Small chat groups and meet-ups like virtual lunchrooms and happy hours, as well as one-on-one meetings centred on progress and goals, are all examples of communication touchstones. You can create connections through them, unwind, reduce loneliness, and spot other people who are struggling. But, again, this could help you intervene before things get worse.

"Leadership is about making others better as a result of your presence and making sure that impact lasts in your absence." - Sheryl Sandberg

Allow Employees to Take Time Off.

In many organisations, downtime must be considered to meet demand. Although the redistribution of work may be complex, downtime cannot be ignored. Provide employees with the option of taking breaks, personal days, or vacations when necessary.

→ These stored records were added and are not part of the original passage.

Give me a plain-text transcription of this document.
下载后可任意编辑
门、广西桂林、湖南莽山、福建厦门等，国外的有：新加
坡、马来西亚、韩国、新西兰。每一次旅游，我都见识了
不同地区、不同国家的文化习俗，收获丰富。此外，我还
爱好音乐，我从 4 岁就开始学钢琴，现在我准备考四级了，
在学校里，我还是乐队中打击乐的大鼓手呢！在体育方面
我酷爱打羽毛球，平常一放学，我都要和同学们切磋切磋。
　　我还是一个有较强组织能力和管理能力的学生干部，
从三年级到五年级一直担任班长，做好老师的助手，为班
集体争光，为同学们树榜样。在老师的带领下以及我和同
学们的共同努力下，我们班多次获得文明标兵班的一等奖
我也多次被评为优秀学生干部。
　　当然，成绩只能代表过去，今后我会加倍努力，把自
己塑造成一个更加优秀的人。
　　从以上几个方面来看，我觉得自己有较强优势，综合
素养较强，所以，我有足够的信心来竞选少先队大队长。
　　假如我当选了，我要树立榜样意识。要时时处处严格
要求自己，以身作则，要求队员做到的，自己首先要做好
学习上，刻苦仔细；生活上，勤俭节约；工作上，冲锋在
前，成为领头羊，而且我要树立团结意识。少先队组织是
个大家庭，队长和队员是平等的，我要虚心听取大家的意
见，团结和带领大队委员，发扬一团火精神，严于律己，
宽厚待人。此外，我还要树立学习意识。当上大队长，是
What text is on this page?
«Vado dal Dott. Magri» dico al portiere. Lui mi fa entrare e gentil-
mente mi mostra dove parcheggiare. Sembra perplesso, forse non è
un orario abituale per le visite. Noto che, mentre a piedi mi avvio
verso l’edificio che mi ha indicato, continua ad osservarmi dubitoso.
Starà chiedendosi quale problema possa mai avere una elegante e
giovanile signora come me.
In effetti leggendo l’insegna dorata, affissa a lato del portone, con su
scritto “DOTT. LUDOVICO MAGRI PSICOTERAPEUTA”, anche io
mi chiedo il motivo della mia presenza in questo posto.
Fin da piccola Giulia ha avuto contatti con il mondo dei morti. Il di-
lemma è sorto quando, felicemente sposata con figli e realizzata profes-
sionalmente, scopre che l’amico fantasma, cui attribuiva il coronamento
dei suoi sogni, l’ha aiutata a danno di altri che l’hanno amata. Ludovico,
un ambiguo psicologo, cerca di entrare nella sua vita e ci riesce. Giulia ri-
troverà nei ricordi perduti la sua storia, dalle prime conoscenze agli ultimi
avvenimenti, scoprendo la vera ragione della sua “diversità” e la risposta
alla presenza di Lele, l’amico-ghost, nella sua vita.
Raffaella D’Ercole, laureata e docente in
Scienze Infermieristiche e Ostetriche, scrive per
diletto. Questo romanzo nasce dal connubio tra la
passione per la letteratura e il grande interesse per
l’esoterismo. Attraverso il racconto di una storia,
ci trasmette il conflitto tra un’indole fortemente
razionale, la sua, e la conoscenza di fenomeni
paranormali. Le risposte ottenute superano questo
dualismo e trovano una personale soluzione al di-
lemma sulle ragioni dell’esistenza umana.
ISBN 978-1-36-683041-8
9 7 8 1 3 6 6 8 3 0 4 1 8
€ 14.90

Your company's typical working hours should be clearly communicated to employees. In addition, they should be encouraged to turn off their phones and laptops when they are not working. Recognising that they have the right to separate work and personal life will encourage employees to do so. In order to motivate employees to do these things, you might want to introduce some employee wellness initiatives. 

Even short breaks throughout the day can help improve their mood and productivity. Make it clear to your team members that they should not check their emails while on vacation. Find someone to cover their position if it is essential. Upon their return, they will be well-rested and ready to work.

Make Collaboration Easier by Investing in Tools.

Make Collaboration Easier by Investing in Tools.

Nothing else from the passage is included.